CPT Coach Strategy launches
Funding towards CAZ and LEZ compliance, and in the longer term towards ultra-low- and zero-emission coaches, is also advocated by CPT

Pending such a step, the document calls for revised guidance to local authorities so that coaches and buses are only subject to CAZ or LEZ standards and charges where cars and taxis are.

“That would ensure that clean air strategies are fair and reasonable for coaches and… tackle the causes of the problem,” it says.

Tied with CAZ/LEZ policy is a request for provision of support for coach operators that are affected by those Zones. Such grants would enable those businesses to either replace vehicles or retrofit them to achieve Euro VI compliance. That step would also provide reassurance to manufacturers of exhaust retrofit equipment that there is a market for coach solutions.

“We estimate that £75m would provide enough support to retrofit all of the 5,000 Euro IV and Euro V coaches currently registered in the UK that are well suited for retrofit,” continues the document. It also seeks financial assistance toward the transition towards ultra-low- and zero-emission coaches and support for their associated infrastructure.
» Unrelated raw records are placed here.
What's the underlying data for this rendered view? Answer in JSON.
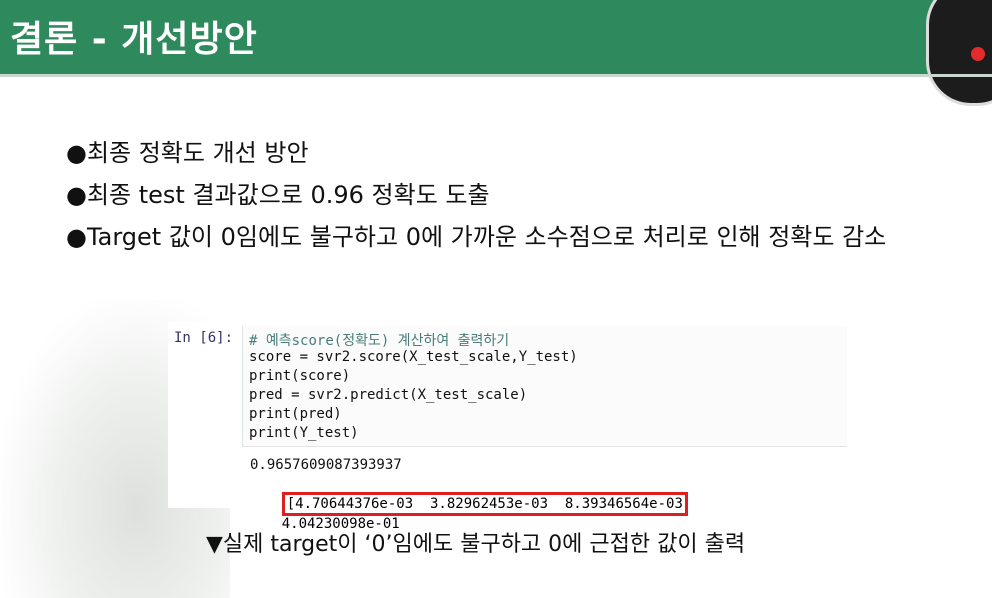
{
  "header": {
    "title": "결론 - 개선방안"
  },
  "bullets": [
    "●최종 정확도 개선 방안",
    "●최종 test 결과값으로 0.96 정확도 도출",
    "●Target 값이 0임에도 불구하고 0에 가까운 소수점으로 처리로 인해 정확도 감소"
  ],
  "code": {
    "prompt": "In [6]:",
    "lines": [
      "# 예측score(정확도) 계산하여 출력하기",
      "score = svr2.score(X_test_scale,Y_test)",
      "print(score)",
      "pred = svr2.predict(X_test_scale)",
      "print(pred)",
      "print(Y_test)"
    ],
    "output_score": "0.9657609087393937",
    "pred_highlighted": "[4.70644376e-03  3.82962453e-03  8.39346564e-03",
    "pred_rest": "4.04230098e-01"
  },
  "caption": "▼실제 target이 ‘0’임에도 불구하고 0에 근접한 값이 출력",
  "colors": {
    "header": "#2e8a5c",
    "highlight_border": "#dd1f1f"
  }
}
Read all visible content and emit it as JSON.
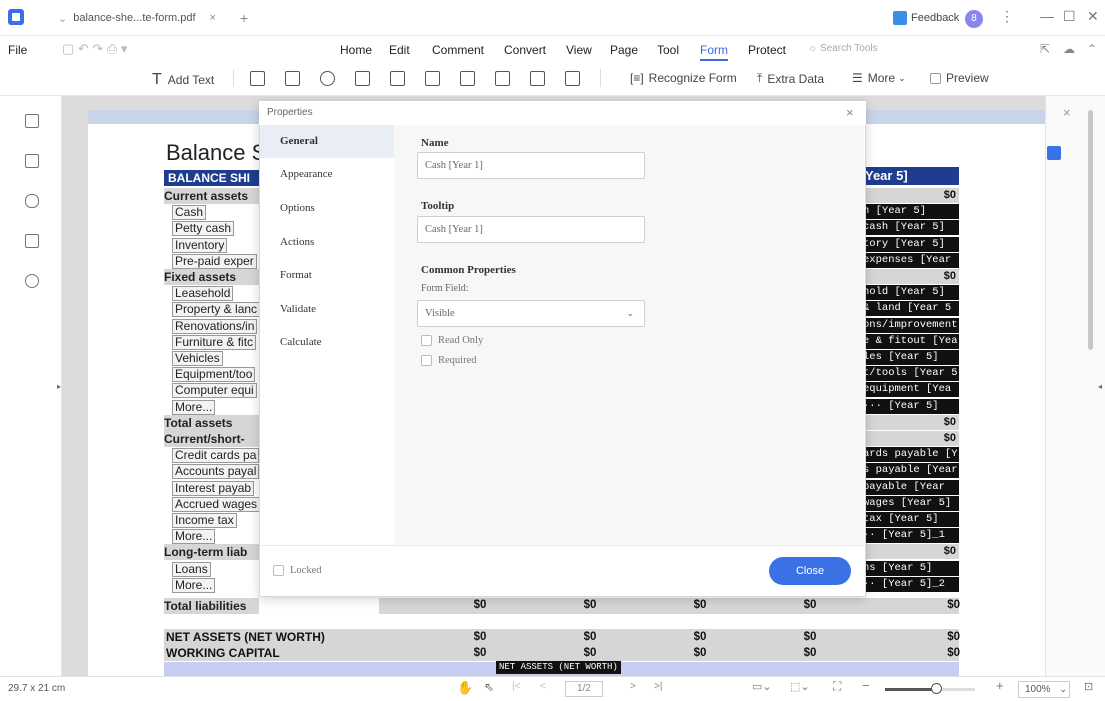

Further coach policy proposals are widespread in CPT strategy

Other shorter-term policy matters that the strategy calls for include:

  • Clarification of the guidance that accompanies support schemes for leisure and tourism businesses so that coach operators are granted access to those funds
  • Encouragement by central and local government for the public to visit destinations, and to major on the positives of coach travel to do so through a co-ordinated campaign as the re-opening process proceeds
  • Central and local government to “be sympathetic” to coach operators that have temporarily lost ‘infill’ work between home-to-school services by considering top-up payments, and for school trips to be encouraged.

Additional longer-term policy work that Backing Britain’s Coaches advocates includes:

  • Appropriate provision for coaches to be “embedded in decision making and new development planning at a local level”
  • The introduction of road pricing that is targeted at encouraging a shift from private car use to coaches and other forms public transport, with coaches exempt from those charges
  • Long-term certainty over the timeline for PSVAR compliance. That includes adoption of CPT’s already-published proposal to introduce a wider provision of compliant coaches, and grants towards a proportion of the cost of vehicle retrofit or replacement
  • Changes to driver licencing to bring more coach driving work into scope of people that are aged under 21.

Certain elements of strategy to be adapted in Scotland and Wales

In Wales, CPT Cymru is working to ensure that candidates for the Senedd election on 6 May are aware that with the right support, “the coach industry can recover and grow.” In a specific addendum to the nationwide strategy document, the items that CPT Cymru is calling for include:

  • A £7.5m grant-based Wales Coach Recovery Fund for coach operators in Wales
  • Developing the coach offer as a key part of the tourism strategy in Wales
  • A national clean air fund to help coach operators to retrofit or replace vehicles.

“All candidates in the election should be clear that they can make a positive difference to the people of Wales by supporting coach travel in the next Welsh Parliament, which will help to protect and generate jobs across Wales as we recover from the pandemic,” says CPT Cymru Director Josh Miles.

CPT Scotland says that its context of the strategy differs from England and Wales owing to earlier success in obtaining a sector-specific support package for eligible operators in Scotland. It says that it intends to use Backing Britain’s Coaches to open doors after the Scottish Parliament election on 6 May.